Data from the Kenya Health Demographic Survey (KHDS) shows that the percentage of women who self-reported as either divorced or separated increased from 4.6 per cent to 7.7 per cent between 1989 and 2014.  Between 1991 and 2009 the divorce cases filed at the High Court had risen to 386 in comparison to 152 in 1991.

Mrs Mbugua cautions taking these statistics at face value. The divorces recorded in the courts only account for those people that go to the bother of divorcing formally.

However, there are many divorces and separations that may never be considered by the courts— though the legal recognition of these could be dubious.

In surveys, people may underreport in order to avoid the perceived shame and stigma associated with divorce.

To address these challenged, researchers from the Canadian McGill University in 2015 tried to estimate the number of divorces in 20 African countries based on raw demographic health survey data. They focused on the date of first union and the current marital status of 500,000 women to “indirectly estimate the probability that a marriage will end”.

They found that the risk of divorce in these countries was on the decline.

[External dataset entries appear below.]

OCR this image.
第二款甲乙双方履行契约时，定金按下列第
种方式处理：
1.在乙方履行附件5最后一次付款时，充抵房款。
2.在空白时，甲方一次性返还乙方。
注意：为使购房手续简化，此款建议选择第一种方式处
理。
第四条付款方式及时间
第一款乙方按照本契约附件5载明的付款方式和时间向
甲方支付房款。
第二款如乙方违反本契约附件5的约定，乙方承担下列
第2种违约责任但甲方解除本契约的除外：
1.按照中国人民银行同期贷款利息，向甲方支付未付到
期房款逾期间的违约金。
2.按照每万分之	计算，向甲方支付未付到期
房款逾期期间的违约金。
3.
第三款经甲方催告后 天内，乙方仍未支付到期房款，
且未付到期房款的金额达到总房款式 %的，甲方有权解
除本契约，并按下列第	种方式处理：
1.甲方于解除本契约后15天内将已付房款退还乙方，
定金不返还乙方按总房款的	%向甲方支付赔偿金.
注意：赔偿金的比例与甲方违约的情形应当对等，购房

In the case of Kenya, however, the risk of divorce “remained remarkably constant over the last 20 years”.  Kenya was doing better than its regional peers.

Although the data is not clear, Ms Thongori and Mrs Mbugua nevertheless argue that there is a changing perception of the value and nature of marriage that is having an impact on divorce.

Where before financial security and social status may have been prime considerations in sticking to a failed marriage.

Happiness and companionship were always part of that calculation but perhaps they carry greater weight today where people, and women especially, can find stability and status without the necessity of marriage.